In a bid to attract investors, Nigeria touts its business potential, but the reality paints a different picture. Locked tight for the past four years, the country’s land borders remain a barricade, challenging the promised access to a vast regional market.
Investors find themselves constrained, unable to import raw materials or export goods through land borders officially. Attempting sea routes proves costly and impractical, leading to reported losses. The irony deepens as the peak of exports in 2019 coincided with the abrupt closure of borders, dealing a blow to legitimate international trade.
The Manufacturers Association of Nigeria highlights that the closure meant to curb smuggling has, in fact, originated from official border posts. Despite this, checkpoints multiply along key routes, creating a maze for traders and dampening hopes of reviving legitimate commerce.

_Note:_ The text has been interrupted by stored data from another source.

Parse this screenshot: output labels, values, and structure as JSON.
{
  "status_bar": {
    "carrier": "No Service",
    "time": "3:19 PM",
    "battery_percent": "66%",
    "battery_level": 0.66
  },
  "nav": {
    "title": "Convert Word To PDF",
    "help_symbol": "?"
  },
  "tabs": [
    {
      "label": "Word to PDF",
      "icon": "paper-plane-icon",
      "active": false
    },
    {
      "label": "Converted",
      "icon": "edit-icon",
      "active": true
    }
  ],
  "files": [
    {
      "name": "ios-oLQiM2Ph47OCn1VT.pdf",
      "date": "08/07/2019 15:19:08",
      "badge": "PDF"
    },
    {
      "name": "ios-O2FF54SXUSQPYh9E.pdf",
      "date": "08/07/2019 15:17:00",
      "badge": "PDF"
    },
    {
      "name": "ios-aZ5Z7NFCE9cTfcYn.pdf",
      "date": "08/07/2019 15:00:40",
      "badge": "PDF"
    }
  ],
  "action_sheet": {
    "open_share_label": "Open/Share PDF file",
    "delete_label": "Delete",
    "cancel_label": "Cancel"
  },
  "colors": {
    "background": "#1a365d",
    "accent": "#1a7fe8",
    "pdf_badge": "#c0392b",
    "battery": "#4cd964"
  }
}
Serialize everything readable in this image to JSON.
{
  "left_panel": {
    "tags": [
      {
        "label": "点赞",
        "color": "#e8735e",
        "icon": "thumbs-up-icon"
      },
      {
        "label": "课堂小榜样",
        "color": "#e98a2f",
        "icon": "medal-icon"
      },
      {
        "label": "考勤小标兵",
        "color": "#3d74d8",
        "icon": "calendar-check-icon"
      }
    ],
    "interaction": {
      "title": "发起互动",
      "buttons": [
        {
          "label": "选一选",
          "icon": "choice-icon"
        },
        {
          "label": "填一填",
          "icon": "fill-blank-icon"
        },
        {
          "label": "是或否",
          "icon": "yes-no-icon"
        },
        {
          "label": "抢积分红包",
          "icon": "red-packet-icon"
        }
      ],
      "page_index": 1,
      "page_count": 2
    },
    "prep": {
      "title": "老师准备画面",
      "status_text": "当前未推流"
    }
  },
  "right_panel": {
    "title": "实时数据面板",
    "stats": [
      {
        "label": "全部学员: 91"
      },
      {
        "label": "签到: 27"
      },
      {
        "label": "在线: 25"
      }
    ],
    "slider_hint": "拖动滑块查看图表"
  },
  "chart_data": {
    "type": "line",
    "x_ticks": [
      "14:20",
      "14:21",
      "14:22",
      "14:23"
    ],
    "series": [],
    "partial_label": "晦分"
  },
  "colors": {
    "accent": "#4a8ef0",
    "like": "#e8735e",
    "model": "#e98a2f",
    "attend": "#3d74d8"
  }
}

Nigeria’s protectionist measures, especially the border closure, have yielded little. Farmers, touted to benefit, fell victim to the fallout. The national scale sees inflation soaring, especially in food prices, reaching unprecedented levels.
Amidst the economic downturn, border communities face hardship, extortion, and isolation. The once vibrant trade hubs are shadows of their former selves, cut off from essential supplies and grappling with job losses.
As the nation partially reopens some borders, the call echoes: a shift is needed towards fortifying border security, supporting communities, and fostering legitimate cross-border trade. Will Nigeria heed the call and usher in an era of economic revitalization? The answer remains uncertain.